Berlin (Deutschland), 03.04.2007 – Anlässlich der Ankündigung des Bundesinnenministers Wolfang Schäuble, die deutschen Sicherheitsbehörden im Kampf gegen den internationalen Terrorismus mit weitreichenden Befugnissen auszustatten, haben wir mit Ulla Jelkpe von der Linksfraktion gesprochen, die schwerwiegende Bedenken geltend macht und Wolfgang Schäuble auffordert, seine „Überwachungsphantasien“ zu beenden.

Wikinews: Ist die vom Bundesinnenminister angestrebte Ausweitung der Befugnisse des BKA und der Polizei (z.B. mit der aktuellen Gefahrensituation) begründbar? Befürchten Sie drastische Einschnitte in die Grundrechte?

Jelpke: Die Bundesregierung räumt selbst ständig ein, dass sie keine konkreten Gefährdungserkenntnisse hat.
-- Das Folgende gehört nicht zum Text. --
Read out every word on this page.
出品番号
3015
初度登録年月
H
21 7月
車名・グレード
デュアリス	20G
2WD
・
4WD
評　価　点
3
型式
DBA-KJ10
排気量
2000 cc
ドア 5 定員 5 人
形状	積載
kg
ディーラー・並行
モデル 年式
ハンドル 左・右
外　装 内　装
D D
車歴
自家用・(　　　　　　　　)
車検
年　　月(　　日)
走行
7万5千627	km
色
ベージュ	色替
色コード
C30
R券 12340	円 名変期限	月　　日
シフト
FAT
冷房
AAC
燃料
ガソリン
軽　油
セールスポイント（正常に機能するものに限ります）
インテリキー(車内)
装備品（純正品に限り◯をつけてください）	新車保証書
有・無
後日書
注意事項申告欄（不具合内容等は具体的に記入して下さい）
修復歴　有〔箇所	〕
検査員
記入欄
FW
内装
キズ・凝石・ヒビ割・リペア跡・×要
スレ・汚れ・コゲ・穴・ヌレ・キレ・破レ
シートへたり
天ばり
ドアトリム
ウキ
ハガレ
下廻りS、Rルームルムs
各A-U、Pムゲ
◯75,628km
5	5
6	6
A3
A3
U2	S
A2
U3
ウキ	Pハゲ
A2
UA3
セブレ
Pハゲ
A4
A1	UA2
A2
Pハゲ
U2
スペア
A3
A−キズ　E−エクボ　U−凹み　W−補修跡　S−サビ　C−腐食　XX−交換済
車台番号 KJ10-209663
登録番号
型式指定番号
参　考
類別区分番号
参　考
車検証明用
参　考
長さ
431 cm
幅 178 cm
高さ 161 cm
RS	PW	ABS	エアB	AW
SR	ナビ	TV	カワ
Von daher bringen die von ihr angestrebten Befugnisse keine erhöhte Sicherheit, sondern nur weitere Verluste von Grundrechten: Das Grundrechte auf informationelle Selbstbestimmung, auf Unverletzlichkeit der Wohnung, auf das Telefongeheimnis.

Wikinews: Welche konkreten Vorschläge der Gesetzesnovelle sind Ihrer Meinung nach verfassungswidrig bzw. lehnen Sie ab?

Jelpke: Eine „Gesetzesnovelle“ in dieser Form gibt es noch nicht, lediglich Planungen. Es gibt aber eine Reihe konkreter Überlegungen zur Online-Überwachung, zur Telefonüberwachung und zum Luftsicherheitsgesetz sowie zur Verwendung von Mautdaten. Die meisten dieser Vorschläge basieren auf alten Vorlagen, die vom Bundesverfassungsgericht schon verworfen worden sind. Schäuble hat daraus aber nicht die Konsequenzen gezogen, sondern belässt es bei wenigen Änderungen.

Wikinews: Inwieweit wiegt Ihrer Meinung nach der Nutzen der Aufhebung der Zweckbindung der Maut-Daten den Eingriff in die Bürgerrechte und Privatsphäre auf?

Jelpke: Das Bundesverfassungsgericht hat dem Gesetzgeber eine klare Linie vorgegeben: Daten dürfen prinzipiell nur für den Zweck verwendet werden, für den sie erhoben worden sind. Mit der gleichen Begründung, wie sie jetzt bei den Mautdaten geliefert wird, könnte man auch fordern, ein komplettes Bewegungsbild bei Bahnreisenden zu erstellen. Oder bei Pkw-Fahrern. Warum nicht gleich einen Chip in jede Bürgerin und jeden Bürger einpflanzen, um feststellen zu können, wo sich jemand aufhält?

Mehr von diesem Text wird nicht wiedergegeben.